The commission argued the doctrine of common purpose should apply because it already existed in law. Otherwise, "the law should be developed so that the doctrine of common purpose can also apply to common law rape".

It added that the doctrine applied to crimes like murder. This is based on the argument that it cannot be applicable to a crime that cannot be committed through another person. 

The CALS maintained there was an arbitrariness in applying the doctrine of common purpose to some crimes but not to others.

"A person should be held liable for the fact that they are present when the offence is committed. In order to avoid conviction, an individual will have to show that they are 'actively dissociate' from the commission of the crime."

Chief Justice Mogoeng Mogoeng said the final decision should be made objectively and with logic as there were many types of sexual offences, and thought should be given to each one.

"The benefit to be derived from that unlawful act or conduct spreads to all who participate in the planning or agree with that which they desire to see happening, actually happening.

"I'm not too sure whether … in a case of rape the principal can apply with as much ease as is the case with other crimes," Chief Justice Mogoeng said.

"What is rape about?

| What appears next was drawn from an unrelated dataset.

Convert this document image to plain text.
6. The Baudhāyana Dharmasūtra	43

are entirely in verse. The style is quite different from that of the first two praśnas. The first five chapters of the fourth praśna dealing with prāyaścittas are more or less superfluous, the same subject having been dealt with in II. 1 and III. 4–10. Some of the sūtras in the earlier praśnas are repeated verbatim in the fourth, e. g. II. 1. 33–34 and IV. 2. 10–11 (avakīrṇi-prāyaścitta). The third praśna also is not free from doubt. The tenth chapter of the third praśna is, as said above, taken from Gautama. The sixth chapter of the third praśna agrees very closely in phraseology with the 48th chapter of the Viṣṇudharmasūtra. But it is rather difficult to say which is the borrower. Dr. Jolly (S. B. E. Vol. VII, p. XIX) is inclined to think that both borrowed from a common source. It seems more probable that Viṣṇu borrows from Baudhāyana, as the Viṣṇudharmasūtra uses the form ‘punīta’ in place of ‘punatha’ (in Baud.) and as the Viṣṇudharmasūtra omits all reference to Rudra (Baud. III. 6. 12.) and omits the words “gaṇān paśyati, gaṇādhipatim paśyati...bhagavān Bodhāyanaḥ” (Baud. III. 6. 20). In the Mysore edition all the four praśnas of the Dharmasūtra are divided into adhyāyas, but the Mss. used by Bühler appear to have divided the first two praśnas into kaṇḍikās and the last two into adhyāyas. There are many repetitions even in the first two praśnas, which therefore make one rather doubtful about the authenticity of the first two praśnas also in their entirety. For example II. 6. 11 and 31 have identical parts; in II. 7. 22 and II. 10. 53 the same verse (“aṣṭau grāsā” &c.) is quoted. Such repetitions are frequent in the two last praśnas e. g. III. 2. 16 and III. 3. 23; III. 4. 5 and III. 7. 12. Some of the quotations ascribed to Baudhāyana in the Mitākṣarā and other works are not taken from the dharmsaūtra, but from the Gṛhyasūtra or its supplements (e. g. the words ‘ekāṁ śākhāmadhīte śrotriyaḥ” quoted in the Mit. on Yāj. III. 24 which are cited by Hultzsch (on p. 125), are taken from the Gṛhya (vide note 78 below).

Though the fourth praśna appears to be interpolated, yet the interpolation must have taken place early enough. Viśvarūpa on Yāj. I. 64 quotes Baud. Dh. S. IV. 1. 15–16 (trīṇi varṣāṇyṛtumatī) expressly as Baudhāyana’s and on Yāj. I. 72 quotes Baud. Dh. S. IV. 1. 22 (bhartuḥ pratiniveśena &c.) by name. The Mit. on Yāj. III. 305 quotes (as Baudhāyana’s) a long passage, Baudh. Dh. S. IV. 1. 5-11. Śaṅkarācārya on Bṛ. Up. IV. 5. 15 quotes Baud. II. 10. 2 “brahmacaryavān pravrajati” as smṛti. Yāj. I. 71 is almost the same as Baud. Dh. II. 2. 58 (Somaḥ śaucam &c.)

What correlation exists between, and it may sound insensitive, the 'benefit' by the rapist - a person who wants to satisfy his lust combined with whatever hatred - and the enabler.

"You hate that person, you want that person hurt, but you don't go so far as to actually rape, and couple that with the reality that, even if you don't participate you can suffer the same consequences as the one who actually commits the rape…"

Mogoeng said he was still grappling with the concept of if someone holds a person down to be raped, they have raped or have made themselves an accomplice.